Brincadeiras à parte, você poderia contra-argumentar que mesmo que vincule suas ações à conformidade à Verdade, você a toma como objetivo a ser alcançado, não como algo que já tenha de antemão. Você poderia acrescentar algo como "A verdade é um horizonte necessário, porém não digo que já a tenhamos alcançado ou que a alcançaremos". Sua preservação da Verdade, então, se funda na necessidade de um critério de orientação da investigação atual. Um critério que deve ser perseguido, ainda que nunca seja alcançado. Caso seja esse seu argumento, saiba que você se aproxima da atitude do pirrônico. Ele não duvida da Verdade, só duvida que haja alguma crença que esteja justificada a ponto de que possamos seguramente considerá-la verdadeira. Dai sua constante investigação.

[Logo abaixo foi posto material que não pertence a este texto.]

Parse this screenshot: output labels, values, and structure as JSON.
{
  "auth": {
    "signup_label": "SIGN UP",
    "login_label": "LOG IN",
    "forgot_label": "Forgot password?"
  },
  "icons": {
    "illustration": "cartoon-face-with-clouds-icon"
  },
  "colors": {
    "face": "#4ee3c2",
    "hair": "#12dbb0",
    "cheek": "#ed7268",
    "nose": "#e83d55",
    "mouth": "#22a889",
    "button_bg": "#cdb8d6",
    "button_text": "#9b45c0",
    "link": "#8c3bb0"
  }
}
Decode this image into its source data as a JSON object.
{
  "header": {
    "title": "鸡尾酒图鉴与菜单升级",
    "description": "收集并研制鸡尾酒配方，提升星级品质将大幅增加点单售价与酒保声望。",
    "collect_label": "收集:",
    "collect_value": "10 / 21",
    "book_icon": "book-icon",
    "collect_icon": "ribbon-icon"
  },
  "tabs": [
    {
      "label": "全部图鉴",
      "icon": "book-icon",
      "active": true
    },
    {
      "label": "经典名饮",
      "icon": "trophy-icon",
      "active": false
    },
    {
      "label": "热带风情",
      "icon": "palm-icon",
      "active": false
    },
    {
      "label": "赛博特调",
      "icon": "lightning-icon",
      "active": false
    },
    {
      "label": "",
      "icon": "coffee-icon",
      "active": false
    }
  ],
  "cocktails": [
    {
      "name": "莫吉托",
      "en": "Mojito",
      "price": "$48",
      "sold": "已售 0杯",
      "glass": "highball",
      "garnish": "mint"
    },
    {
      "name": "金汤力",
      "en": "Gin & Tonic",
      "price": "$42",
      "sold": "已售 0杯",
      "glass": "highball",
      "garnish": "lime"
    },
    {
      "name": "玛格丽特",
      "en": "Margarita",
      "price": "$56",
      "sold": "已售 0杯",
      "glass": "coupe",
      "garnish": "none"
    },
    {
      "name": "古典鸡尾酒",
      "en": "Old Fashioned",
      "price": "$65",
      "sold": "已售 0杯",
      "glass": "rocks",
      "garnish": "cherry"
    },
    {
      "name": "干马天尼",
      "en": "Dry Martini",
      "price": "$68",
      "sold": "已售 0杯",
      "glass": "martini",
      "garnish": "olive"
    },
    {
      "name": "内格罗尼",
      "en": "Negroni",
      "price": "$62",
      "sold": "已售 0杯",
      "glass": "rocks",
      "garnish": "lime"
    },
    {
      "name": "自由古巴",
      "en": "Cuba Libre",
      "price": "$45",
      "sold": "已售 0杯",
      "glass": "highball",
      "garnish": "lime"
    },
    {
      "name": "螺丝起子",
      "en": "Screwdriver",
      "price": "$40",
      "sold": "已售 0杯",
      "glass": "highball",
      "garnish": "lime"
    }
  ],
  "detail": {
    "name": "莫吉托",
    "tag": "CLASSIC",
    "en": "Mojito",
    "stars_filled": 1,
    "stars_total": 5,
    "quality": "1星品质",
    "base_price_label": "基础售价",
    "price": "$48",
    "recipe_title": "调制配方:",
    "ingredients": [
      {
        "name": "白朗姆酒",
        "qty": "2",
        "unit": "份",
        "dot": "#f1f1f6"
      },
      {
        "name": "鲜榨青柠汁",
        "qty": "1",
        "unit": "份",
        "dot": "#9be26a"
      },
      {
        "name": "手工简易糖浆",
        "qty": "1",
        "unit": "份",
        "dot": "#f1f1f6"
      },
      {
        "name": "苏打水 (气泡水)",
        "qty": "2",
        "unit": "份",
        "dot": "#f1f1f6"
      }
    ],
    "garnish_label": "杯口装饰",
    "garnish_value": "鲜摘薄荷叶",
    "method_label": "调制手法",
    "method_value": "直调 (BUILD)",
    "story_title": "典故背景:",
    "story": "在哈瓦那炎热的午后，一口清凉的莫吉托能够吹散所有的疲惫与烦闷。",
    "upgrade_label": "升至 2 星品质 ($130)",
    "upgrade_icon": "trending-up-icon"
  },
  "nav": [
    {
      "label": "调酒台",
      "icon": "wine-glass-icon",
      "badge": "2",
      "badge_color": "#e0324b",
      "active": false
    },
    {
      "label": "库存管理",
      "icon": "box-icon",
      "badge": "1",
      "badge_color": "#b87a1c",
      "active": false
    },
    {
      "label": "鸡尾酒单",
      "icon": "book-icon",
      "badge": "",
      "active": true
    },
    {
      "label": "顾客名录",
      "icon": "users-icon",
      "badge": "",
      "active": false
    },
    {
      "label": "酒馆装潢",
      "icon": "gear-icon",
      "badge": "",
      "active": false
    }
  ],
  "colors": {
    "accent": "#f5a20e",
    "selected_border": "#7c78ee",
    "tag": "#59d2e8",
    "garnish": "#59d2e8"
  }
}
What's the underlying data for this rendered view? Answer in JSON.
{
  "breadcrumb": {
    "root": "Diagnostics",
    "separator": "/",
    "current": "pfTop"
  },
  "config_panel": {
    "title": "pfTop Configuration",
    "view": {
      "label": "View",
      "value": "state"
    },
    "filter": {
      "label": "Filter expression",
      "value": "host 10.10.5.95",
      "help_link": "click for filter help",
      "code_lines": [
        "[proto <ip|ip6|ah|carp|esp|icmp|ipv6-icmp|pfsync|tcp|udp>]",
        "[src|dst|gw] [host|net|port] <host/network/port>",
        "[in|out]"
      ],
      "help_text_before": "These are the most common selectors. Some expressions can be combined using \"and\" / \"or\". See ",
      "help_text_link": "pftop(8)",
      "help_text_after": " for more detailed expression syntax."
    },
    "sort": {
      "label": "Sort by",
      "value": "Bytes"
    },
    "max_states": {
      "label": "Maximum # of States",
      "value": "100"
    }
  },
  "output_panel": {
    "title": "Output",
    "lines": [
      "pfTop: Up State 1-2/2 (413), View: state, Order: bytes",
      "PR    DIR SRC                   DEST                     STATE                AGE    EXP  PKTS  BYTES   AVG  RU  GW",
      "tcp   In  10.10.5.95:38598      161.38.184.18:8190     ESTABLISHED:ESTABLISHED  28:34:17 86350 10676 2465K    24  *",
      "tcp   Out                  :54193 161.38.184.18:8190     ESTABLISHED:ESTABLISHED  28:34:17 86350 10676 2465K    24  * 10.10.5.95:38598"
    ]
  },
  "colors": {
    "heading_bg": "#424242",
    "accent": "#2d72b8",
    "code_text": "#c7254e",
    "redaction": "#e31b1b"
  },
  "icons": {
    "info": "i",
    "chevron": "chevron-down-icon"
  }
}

Dai seu ceticismo.

Partindo dessa distinção, é possível esclarecer que a posição mais acertada em um contexto de dúvida é a do pirrônico, não a do acadêmico. Este nega que se possa sair do impasse, aquele continua investigando. O segundo sabe (ou acredita que sabe), o primeiro não, por isso, vai em busca de saber. O segundo é dogmático (acredita que, ao menos em relação a uma afirmação, encontrou a Verdade), o primeiro insiste em continuar investigando.

O cético (de agora em diante, sinônimo de pirrônico) não é relativista. O relativista adota todas as afirmações como estando no mesmo patamar e, portanto, valendo igualmente. O cético não as iguala na prática, apesar de as igualar quanto à possibilidade de considerá-las verdadeiras ou não. O motivo é que distingue entre afirmações verdadeiras e afirmações bem justificadas. O cético diria “Estou bem justificado em seguir as leis brasileiras e a acreditar nas leis de Newton, mesmo sem saber se são verdadeiras ou não; ao contrário, não estou justificado em rasgar a Constituição e fazer um vídeo na internet dizendo que Newton é um charlatão”. O cético estaria bem justificado, porque seguir as leis o permite desfrutar uma vida tranquila, sem ser perseguido por crimes cometidos. Ademais, acreditar nas leis de Newton, o faz não se jogar de um prédio de dez andares e acreditar que poderia voar. São consequências práticas e, ao menos do ponto de vista de decisões cotidianas, suficientes para tornar desiguais essa e aquela afirmações.

Além disso, o cético não é um conformista. Além disso, o cético não é um conformista. Como poderia sê-lo se o que defende enquanto atitude é justamente a não estagnação da crença dogmática? É possível que dogmáticos possam “agir” com muito mais frequência, já que acreditam estar “do lado correto” da questão. Porém, é igualmente possível ser um cético “ativo”, no mesmo sentido. Basta que, para cada dogmático que esteja certo de sua posição, haja um cético que mostre seus pés de barro. Para cada afirmação categórica do tipo “A presidente deve ser destituída do cargo!”, o cético pode responder “‘A presidente deve continuar no cargo’ é uma afirmação tão justificada quanto essa, já que não há motivos jurídicos suficientes, embora haja motivos econômicos, para tal”. Ou, de outro lado, para cada “‘Lula está sendo alvo de uma armação tendenciosa da mídia golpista’” um “‘Lula não está sendo alvo de uma armação...’ é tão justificado quanto, já que há fatos tão convincentes que existiriam mesmo se não houvesse a tal ‘mídia golpista’”. E, por último, para cada “É preciso assumir um lado, mesmo que este lado não esteja totalmente correto, porque o outro lado é muito pior” um “‘Não é preciso assumir um lado’ é tão bem justificado quanto, exatamente pela premissa considerada: se um lado não é correto, não é possível afirmar que ele é mais correto que outro; ou existe honestidade pela metade?”.

Ser cético não é a atitude mais fácil de se assumir. Por vezes, quem se diz pirrônico é um acadêmico disfarçado, ou melhor, um pseudo-acadêmico que, de fato, só tem preguiça de continuar investigando. São esses que podem macular essa posição como um todo e fazer com que os engajados acusem a todo aquele que não “toma posição” de relativista e conformista. Porém, distinções precisam ser feitas. Em uma situação em que as interjeições passaram a ser a regra, estamos sob a égide de uma paráfrase do famoso panfleto da Ditadura Militar: “Brasil: posicione-se ou deixe-o!”.